Tired of Earth’s violence and exploitation, a community of idealists sets out for the stars in a sublight starship. Many years later they wake from cold sleep to learn they have travelled to HIP 30815f rather than HIP 30756. Having little other choice, they land on the Earthlike world they call Pax. They hope to find new lives in a shiny utopia. What most of them find are interesting ways to die.
The first generation’s problems are two-fold. First, their decision to settle Pax was not preceded by anything like an in-depth investigation of the local ecology. Second, mishaps during the first landfalls have killed about a third of the colonists and destroyed irreplaceable machinery.
Pax is about a billion years older than Earth. As far as the first set of colonists can tell, they are the only intelligent species on the planet. This is not true . The colonists have not recognized the intelligent beings that do surround them. These native life forms are, like all life forms, focused on their own survival. When the humans inconvenience them, the aliens offhandedly kill some humans.
It takes a while for the penny to drop. On Earth humans had the power to shape the environment to their own ends; on Pax intelligent plants shape the world to their needs. The only way for humans to survive is to convince a plant to serve as their patron. Which is harder than one might think, as humans and plants have great difficulty communicating. Initially, the humans are reliant on the indirect method of hoping that their potential patron interprets their actions correctly, although more sophisticated channels eventually develop.

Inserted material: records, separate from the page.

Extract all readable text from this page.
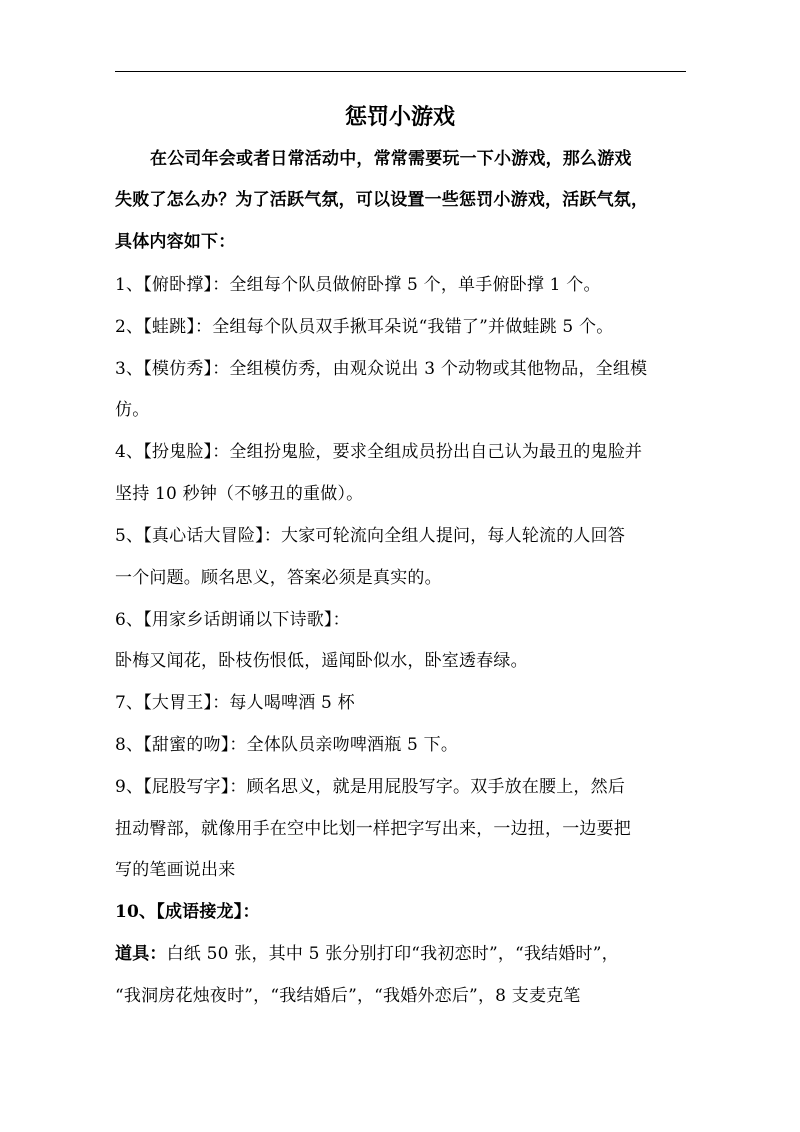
惩罚小游戏
在公司年会或者日常活动中，常常需要玩一下小游戏，那么游戏
失败了怎么办？为了活跃气氛，可以设置一些惩罚小游戏，活跃气氛，
具体内容如下：
1、【俯卧撑】：全组每个队员做俯卧撑 5 个，单手俯卧撑 1 个。
2、【蛙跳】：全组每个队员双手揪耳朵说“我错了”并做蛙跳 5 个。
3、【模仿秀】：全组模仿秀，由观众说出 3 个动物或其他物品，全组模
仿。
4、【扮鬼脸】：全组扮鬼脸，要求全组成员扮出自己认为最丑的鬼脸并
坚持 10 秒钟（不够丑的重做）。
5、【真心话大冒险】：大家可轮流向全组人提问，每人轮流的人回答
一个问题。顾名思义，答案必须是真实的。
6、【用家乡话朗诵以下诗歌】：
卧梅又闻花，卧枝伤恨低，遥闻卧似水，卧室透春绿。
7、【大胃王】：每人喝啤酒 5 杯
8、【甜蜜的吻】：全体队员亲吻啤酒瓶 5 下。
9、【屁股写字】：顾名思义，就是用屁股写字。双手放在腰上，然后
扭动臀部，就像用手在空中比划一样把字写出来，一边扭，一边要把
写的笔画说出来
10、【成语接龙】：
道具：白纸 50 张，其中 5 张分别打印“我初恋时”，“我结婚时”，
“我洞房花烛夜时”，“我结婚后”，“我婚外恋后”，8 支麦克笔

Some years after forging their initial alliance, explorers stumble over evidence that humans were not the first outsiders to reach Pax. They discover an obviously alien city, created by entities they dub Glassmakers. The city is empty. It’s not at all clear what happened. A Glassmaker-Pax alliance failed? A pandemic? The implications for the success of human settlement are disturbing.

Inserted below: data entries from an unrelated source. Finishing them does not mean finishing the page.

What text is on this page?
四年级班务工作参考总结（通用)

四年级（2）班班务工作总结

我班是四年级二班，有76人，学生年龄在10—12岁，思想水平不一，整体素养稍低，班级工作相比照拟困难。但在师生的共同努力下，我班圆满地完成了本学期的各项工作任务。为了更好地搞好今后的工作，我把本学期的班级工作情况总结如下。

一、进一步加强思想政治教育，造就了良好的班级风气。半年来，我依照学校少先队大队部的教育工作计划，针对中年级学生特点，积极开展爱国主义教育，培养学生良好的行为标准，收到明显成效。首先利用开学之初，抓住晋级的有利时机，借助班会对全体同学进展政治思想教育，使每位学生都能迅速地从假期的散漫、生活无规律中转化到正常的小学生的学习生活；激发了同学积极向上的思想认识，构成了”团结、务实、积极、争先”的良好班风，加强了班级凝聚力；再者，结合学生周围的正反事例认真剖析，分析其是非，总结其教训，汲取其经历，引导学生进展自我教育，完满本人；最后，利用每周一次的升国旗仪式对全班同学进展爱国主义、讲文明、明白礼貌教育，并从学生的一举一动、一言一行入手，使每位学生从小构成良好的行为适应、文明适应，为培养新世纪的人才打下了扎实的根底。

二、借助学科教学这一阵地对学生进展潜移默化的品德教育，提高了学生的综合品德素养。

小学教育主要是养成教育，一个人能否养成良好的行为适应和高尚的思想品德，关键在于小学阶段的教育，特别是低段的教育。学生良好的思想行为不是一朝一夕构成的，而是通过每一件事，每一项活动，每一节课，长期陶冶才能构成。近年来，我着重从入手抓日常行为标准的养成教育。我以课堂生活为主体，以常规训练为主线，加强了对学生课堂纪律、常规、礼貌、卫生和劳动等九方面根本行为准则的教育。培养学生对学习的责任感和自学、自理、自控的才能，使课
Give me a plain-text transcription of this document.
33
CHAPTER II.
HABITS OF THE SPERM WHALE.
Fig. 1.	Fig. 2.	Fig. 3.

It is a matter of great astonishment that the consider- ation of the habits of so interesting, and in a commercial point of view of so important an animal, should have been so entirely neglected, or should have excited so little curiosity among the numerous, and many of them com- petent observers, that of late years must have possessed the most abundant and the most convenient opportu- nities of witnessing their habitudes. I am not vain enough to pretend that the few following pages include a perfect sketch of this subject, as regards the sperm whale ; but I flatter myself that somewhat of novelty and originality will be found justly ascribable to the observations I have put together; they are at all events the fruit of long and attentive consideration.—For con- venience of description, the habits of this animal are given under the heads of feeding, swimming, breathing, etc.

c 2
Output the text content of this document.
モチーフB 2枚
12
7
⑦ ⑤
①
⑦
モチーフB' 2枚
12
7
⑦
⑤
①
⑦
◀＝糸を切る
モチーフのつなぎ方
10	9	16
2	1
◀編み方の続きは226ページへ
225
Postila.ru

In this setting, interstellar travel seems to be within the reach of a small group of motivated people. It’s odd, then, that even though this episodic novel covers over a century, there doesn’t seem to have been another terrestrial mission to Pax (nor one from the Glassmakers). Granted, the colonists ended up in the wrong system and once their satellites die, they have little way to communicate over interstellar distances. Or even planetwide. Perhaps there are other human colonies on Pax, resulting from other missions….
Another point re the setting: the author slaps terrestrial names on alien lifeforms. That bugs me, but it seems to be common enough in SF. It’s the inverse of calling a rabbit a smeerp (positing a lifeform that is rabbitty in all ways, but has an exotic name). In this case, the lifeform in no way looks or behaves like a rabbit, but is called “rabbit.” Hmph. On the other hand, consider the North American robin, or the Tasmanian wolf. Humans love nothing more than confusing, inaccurate nomenclature. ASK ME ABOUT CANADIAN PLACE NAMES.
The prose seemed perfectly functional to me. Perhaps because I was distracted by other issues, such as the novel’s structure. If this book had been published fifty years ago, I would assume that it was a fix-up of previously published stories. That does not appear to be the case; Burke simply chose to structure her story as a series of short pieces about various crises in the history of humans on this world. While this allowed the author to cover a century in not many pages, it also means that the plot is necessarily episodic. Characters are sketched rather than treated with any depth; they appear briefly, then surrender centre stage to the next protagonist. I found myself not caring all that much about any of the characters.
A structure like this worked for Kagan’s Mirabile (at least it worked for me). I’m finding it hard to figure out why this book was less successful. Has anyone else read this? I would appreciate comments.